VERY interesting opinion from the WA Court of Appeals says that a “shaming” sentence for a defendant convicted of is unlawful. More specifically, the Sentencing Reform Act does NOT support a sentencing court’s requirement that a defendant convicted of Theft First Degree must stand on a street corner holding a sign that states, “I stole from kids. Charlotte Button.”
The defendant Charlotte Button was convicted for First Degree Theft for embezzling funds from a high school club. The trial court sentenced her to two months in jail and imposed an additional conditionwhich intended to “send a message to the community.” The court explained the sentencing condition: “Before you begin your jail time, you are going to spend 40 hours standing at the corner of Wishkah and Broadway with a sign that says, ‘I Stole Money From Kida. Charlotte Burton.’ You’re going to do it two hours at a time twice a day from 7:00 to 9:00 in the morning and 4:00 to 6:00 in the afternoon.” Along with the “public shaming condition, the judge also imposed 60 days jail.

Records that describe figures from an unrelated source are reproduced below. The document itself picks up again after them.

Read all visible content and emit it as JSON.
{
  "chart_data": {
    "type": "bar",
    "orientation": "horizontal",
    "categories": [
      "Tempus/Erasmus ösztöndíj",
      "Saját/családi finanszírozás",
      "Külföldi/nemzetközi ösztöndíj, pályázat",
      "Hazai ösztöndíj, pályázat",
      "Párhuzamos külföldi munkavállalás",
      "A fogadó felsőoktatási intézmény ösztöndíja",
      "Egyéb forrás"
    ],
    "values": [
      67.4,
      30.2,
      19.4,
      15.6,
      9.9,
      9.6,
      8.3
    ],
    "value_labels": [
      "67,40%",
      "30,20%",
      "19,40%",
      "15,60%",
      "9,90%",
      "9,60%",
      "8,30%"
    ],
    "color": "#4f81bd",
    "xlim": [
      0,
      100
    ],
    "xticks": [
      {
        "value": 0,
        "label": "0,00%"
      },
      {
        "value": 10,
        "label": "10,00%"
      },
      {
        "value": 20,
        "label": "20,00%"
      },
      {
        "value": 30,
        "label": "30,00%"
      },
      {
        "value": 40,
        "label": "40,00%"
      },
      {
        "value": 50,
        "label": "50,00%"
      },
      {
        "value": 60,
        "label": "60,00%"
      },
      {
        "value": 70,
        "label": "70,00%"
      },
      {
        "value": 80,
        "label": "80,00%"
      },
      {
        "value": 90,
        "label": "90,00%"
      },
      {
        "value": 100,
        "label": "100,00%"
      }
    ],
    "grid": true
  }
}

Ms. Button appealed the “public shaming” portion of her sentence on the grounds that it violated her Constitutional Rights under the First Amendment and 8th Amendment of the Constitution. In other words, her Free Speech rights were violated and the judge’s sentence was arguably Cruel & Unusual Punishment.
The Court of Appeals decided that although Washington’s Sentencing Refor Act allows a number of sentencing alternatives – including drug treatment for drug offenders and sexual deviance treatment for sex offenders – “public shaming” is not a designated sentencing alternative. “Nor does any other Sentencing Reform Act provision independently authorize the sign-holding condition, which clearly requires Button to affirmatively engage in some conduct. Thus, there is no statutory authority allowing the imposition of a sign-holding condition in the first instance.”

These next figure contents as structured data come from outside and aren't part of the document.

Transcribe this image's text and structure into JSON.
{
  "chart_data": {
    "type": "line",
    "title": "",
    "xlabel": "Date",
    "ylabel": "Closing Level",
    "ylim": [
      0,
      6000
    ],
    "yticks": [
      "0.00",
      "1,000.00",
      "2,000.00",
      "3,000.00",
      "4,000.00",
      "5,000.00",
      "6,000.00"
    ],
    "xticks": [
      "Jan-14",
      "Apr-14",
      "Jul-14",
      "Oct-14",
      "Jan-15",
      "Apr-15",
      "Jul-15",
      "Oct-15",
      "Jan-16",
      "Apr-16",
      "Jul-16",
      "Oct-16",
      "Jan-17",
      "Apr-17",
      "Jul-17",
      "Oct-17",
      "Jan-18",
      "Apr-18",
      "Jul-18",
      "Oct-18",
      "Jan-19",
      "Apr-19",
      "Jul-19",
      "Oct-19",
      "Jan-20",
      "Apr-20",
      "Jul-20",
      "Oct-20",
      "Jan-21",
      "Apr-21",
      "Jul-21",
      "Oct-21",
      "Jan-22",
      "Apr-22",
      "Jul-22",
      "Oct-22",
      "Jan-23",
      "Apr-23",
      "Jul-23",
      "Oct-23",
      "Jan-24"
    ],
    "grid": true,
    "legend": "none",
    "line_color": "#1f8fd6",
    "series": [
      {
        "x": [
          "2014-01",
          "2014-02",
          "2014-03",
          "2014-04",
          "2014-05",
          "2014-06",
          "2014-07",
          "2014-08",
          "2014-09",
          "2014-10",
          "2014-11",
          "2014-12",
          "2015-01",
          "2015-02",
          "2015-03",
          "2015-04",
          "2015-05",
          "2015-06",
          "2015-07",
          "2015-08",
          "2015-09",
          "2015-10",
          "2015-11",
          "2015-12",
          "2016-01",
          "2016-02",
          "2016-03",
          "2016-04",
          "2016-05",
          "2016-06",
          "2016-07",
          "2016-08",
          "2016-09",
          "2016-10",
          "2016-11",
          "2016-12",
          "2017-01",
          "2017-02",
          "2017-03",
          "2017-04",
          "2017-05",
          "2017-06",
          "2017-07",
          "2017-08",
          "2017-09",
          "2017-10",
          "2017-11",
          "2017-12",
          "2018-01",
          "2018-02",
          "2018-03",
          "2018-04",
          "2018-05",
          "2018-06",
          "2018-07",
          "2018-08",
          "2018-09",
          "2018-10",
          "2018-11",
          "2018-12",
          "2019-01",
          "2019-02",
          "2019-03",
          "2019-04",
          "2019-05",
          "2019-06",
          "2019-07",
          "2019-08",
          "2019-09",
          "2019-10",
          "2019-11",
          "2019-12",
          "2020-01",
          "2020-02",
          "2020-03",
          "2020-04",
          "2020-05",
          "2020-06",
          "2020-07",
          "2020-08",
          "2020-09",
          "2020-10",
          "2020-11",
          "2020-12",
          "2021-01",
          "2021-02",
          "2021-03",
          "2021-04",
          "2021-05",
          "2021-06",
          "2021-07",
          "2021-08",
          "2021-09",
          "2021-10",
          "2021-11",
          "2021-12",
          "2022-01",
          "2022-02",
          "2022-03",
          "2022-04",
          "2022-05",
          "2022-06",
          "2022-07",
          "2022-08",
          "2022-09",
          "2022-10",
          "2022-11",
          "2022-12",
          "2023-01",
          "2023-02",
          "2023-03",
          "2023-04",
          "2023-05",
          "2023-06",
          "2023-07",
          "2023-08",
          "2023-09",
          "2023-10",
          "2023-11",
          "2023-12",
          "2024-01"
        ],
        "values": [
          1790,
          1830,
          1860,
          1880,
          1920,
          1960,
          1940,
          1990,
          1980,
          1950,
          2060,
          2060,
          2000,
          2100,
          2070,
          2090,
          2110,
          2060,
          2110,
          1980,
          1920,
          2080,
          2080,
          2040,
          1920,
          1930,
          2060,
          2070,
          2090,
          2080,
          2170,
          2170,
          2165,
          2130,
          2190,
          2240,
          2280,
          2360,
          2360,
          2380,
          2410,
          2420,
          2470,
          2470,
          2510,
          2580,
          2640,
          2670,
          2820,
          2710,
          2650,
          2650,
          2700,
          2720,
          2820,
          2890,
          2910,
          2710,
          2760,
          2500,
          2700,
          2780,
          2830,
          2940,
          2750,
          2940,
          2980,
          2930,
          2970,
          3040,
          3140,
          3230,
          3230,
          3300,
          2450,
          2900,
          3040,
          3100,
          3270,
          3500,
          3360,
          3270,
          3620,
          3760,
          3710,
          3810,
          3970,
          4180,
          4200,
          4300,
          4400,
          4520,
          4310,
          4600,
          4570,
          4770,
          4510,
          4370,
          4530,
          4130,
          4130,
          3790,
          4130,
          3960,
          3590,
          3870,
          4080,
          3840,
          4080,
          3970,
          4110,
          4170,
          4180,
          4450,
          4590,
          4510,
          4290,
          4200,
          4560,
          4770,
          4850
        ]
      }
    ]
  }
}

The Court did not address Ms. Button’s Constitutional arguments.
My opinion? Good decision. It’s well-grounded in statory authority (and lack thereof). Sure, the defendant’s actions leading to the conviction were bad. Nevertheless, she paid her debt to society by serving a significant amount of jail (60 days). And I’m sure the court imposed restitution and court fines, as well. Good decision.